See more about wavelength at brainly.com/question/7143261

Answer:

Explanation:

Given

thermal conductivity of wood [tex] K_w=0.08 W/m^2-K[/tex]

thermal conductivity of insulation [tex]K_i=0.01 W/m^2-K[/tex]

thickness of wood [tex]t_2=3 cm[/tex]

thickness of insulation [tex]t_1=2.4 cm[/tex]

[tex]T_i=20^{\circ}C[/tex]

[tex]T_o=-13^{\circ}C[/tex]

we know heat Flow is given by

[tex]Q=kA\frac{dT}{dx}[/tex]

[tex]dT=[/tex] change in temperature

[tex]dx=[/tex] thickness

K=thermal conductivity

A=Area of cross-section

A is same

Suppose T is the temperature of Junction

as heat Flow is same thus

[tex]\frac{k_w(20-T)}{3}=\frac{k_i(T-(-13))}{2.4}  [/tex]      

[tex]\frac{0.08(20-T)}{3}=\frac{0.01(T+13)}{2.4}[/tex]

[tex]T=19.36 ^{\circ}C[/tex]

(b)Rate of heat flow

[tex]Q=\frac{k_w(T+13)}{3\times 10^{-2}}[/tex]

[tex]Q=\frac{0.08\times 32.36}{0.03}[/tex]

[tex]Q=86.303 W/m^2[/tex]                                            

The temperature at which the wood meets the Styrofoam is determined using the proportional temperature drops across each material, considering their respective thermal resistances.

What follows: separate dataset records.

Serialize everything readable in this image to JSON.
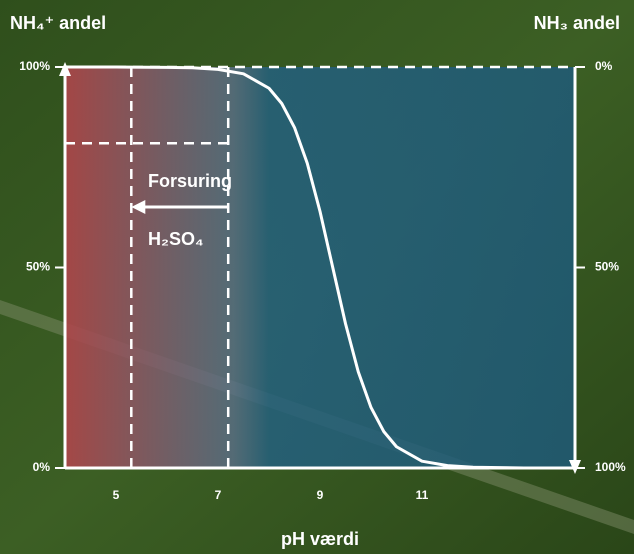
{
  "chart_data": {
    "type": "line",
    "title_left": "NH₄⁺ andel",
    "title_right": "NH₃ andel",
    "xlabel": "pH værdi",
    "annotation_top": "Forsuring",
    "annotation_bottom": "H₂SO₄",
    "x": [
      4,
      5,
      6,
      6.5,
      7,
      7.5,
      8,
      8.25,
      8.5,
      8.75,
      9,
      9.25,
      9.5,
      9.75,
      10,
      10.25,
      10.5,
      11,
      11.5,
      12,
      13,
      14
    ],
    "series": [
      {
        "color": "#ffffff",
        "values": [
          100,
          100,
          99.9,
          99.8,
          99.4,
          98.3,
          94.7,
          90.9,
          84.9,
          76.0,
          64.0,
          50,
          36.0,
          24.0,
          15.1,
          9.1,
          5.3,
          1.7,
          0.6,
          0.2,
          0,
          0
        ]
      }
    ],
    "xlim": [
      4,
      14
    ],
    "xticks": [
      5,
      7,
      9,
      11
    ],
    "ylim": [
      0,
      100
    ],
    "yticks": [
      {
        "value": 0,
        "label": "0%"
      },
      {
        "value": 50,
        "label": "50%"
      },
      {
        "value": 100,
        "label": "100%"
      }
    ],
    "y2lim": [
      100,
      0
    ],
    "y2ticks": [
      {
        "value": 0,
        "label": "0%"
      },
      {
        "value": 50,
        "label": "50%"
      },
      {
        "value": 100,
        "label": "100%"
      }
    ],
    "vlines": [
      5.3,
      7.2
    ],
    "hline": 81
  }
}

The rate of heat flow per square meter through the wall is calculated using Fourier's law, considering the combined thermal resistance of both layers.

Temperature at the Wood-Styrofoam Plane and Heat Flow Rate

To find the temperature at the plane where the wood meets the Styrofoam, we need to use the concept of thermal resistance and the fact that the heat flow through both materials is the same. With the given thermal conductivity (k values) and thicknesses of the wood and Styrofoam, we can calculate their respective thermal resistances (R = thickness/k). Then, by setting up a proportion, we can find the temperature drop across the wood (ΔTw) and the Styrofoam (ΔTs) using the formula ΔT = (k*A* ΔT)/(thickness), where A is the area (which cancels out as it's the same for both layers). Knowing the temperature drop across each and the outer and inner surface temperatures, we can find the temperature at the plane where the layers meet.

To calculate the rate of heat flow per square meter through this wall, we'll use Fourier's law of thermal conduction, which is given by Q = k*A* ΔT/d, where Q is the heat flow rate, A is the area, ΔT is the temperature difference, and d is the thickness. Since the wall consists of two layers with different thermal conductivities and thicknesses, we need to calculate the equivalent thermal resistance for the combined wall and then use the overall temperature difference to find the heat flow rate.